Example 8.4 Multiple linking 2

A similar technique to that used in example Multiple linking 1 , can be used to find related information in another databank to which the initial entry is not linked.

[swissprot-id:gshr_caeel] > prodom > pdb 
The query retrieves a probable glutathione reductase (whose ID is "gshr_caeel") from SWISS-PROT, searches for entries in ProDom which document related proteins, and then looks for links to PDB in these entries. The result is a set of PDB protein structures that are homologous to the SWISS-PROT entry "gshr_caeel".

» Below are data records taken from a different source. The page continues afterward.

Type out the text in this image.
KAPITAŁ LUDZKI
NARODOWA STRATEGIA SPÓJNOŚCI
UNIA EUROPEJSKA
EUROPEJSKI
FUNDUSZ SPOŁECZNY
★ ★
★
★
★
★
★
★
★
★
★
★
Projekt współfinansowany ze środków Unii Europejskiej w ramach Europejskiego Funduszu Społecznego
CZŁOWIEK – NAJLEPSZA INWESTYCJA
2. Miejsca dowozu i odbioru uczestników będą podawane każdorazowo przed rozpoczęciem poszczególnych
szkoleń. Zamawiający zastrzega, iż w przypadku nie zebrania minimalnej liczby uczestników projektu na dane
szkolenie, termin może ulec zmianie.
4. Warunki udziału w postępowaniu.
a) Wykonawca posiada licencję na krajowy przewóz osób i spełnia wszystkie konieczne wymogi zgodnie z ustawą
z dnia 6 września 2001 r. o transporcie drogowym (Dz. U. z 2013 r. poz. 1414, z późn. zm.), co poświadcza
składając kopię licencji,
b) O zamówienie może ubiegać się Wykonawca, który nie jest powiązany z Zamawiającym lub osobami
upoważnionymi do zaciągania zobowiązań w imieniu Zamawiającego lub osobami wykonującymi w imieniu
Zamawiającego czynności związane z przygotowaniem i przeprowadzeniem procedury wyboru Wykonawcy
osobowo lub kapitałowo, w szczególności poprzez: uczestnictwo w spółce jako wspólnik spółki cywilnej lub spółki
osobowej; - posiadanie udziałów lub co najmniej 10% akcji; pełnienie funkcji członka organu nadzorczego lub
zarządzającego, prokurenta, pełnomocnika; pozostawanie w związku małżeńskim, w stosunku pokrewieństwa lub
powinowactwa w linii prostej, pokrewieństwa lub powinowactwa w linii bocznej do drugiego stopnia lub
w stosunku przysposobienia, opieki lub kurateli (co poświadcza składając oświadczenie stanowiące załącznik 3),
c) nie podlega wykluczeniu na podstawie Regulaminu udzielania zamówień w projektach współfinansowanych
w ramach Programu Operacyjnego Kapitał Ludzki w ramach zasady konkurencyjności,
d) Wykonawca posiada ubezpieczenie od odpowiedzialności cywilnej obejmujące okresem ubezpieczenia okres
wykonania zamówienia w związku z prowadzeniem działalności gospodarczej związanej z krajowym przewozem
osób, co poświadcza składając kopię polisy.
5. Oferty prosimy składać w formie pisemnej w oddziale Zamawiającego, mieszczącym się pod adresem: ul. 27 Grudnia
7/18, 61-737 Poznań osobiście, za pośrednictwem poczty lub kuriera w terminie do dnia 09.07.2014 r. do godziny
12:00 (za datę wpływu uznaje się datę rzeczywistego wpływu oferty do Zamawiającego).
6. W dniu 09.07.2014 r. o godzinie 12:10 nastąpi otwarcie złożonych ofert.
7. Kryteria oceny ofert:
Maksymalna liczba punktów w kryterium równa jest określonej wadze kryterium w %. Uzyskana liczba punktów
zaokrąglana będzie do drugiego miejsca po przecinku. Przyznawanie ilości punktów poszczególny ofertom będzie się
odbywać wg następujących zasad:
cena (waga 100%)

Example 8.5 Complex linking

This example can be thought of as being composed of two parts:

(q = [{swissprot swissnew}-des:kinase])!(q<swissnew)
The first part of the query searches the description fields of the SWISS-PROT and SWISSNEW databanks, looking for "kinase". The second part of the search excludes any entries that have links to the SWISSNEW databank. Using this technique, it is possible to retrieve the entries for "kinase", but exclude any that are replaced by (more up to date) entries in SWISSNEW.

The distinction being made here is that entries in SWISSNEW will not be linked to themselves (or other entries in SWISSNEW), so all the SWISSNEW entries will be kept. However, any entry in SWISS-PROT that has been replaced by an entry (to which that entry is linked) in SWISSNEW will be picked up and rejected. In this way, out-of-date entries are excluded.

Note:The first part of the query also defines a group, q, which contains the SWISS-PROT and SWISSNEW databanks. This is used in the second part of the query rather than listing the databanks explicitly (see section 8.2.6 "Searching Multiple Databanks").

Example 8.6 Searching multiple databanks and screening for overlaps

Many protein or DNA databanks overlap to a great extent, which creates a lot of redundancy; however, the annotation of equivalent entries in different databanks can be quite varied. This can be useful for string searching because the probability of finding a certain enzyme name is greater if you can search all sequence databanks. After the search, links can be used to remove any overlaps.

See Example Complex linking , for how this might be done.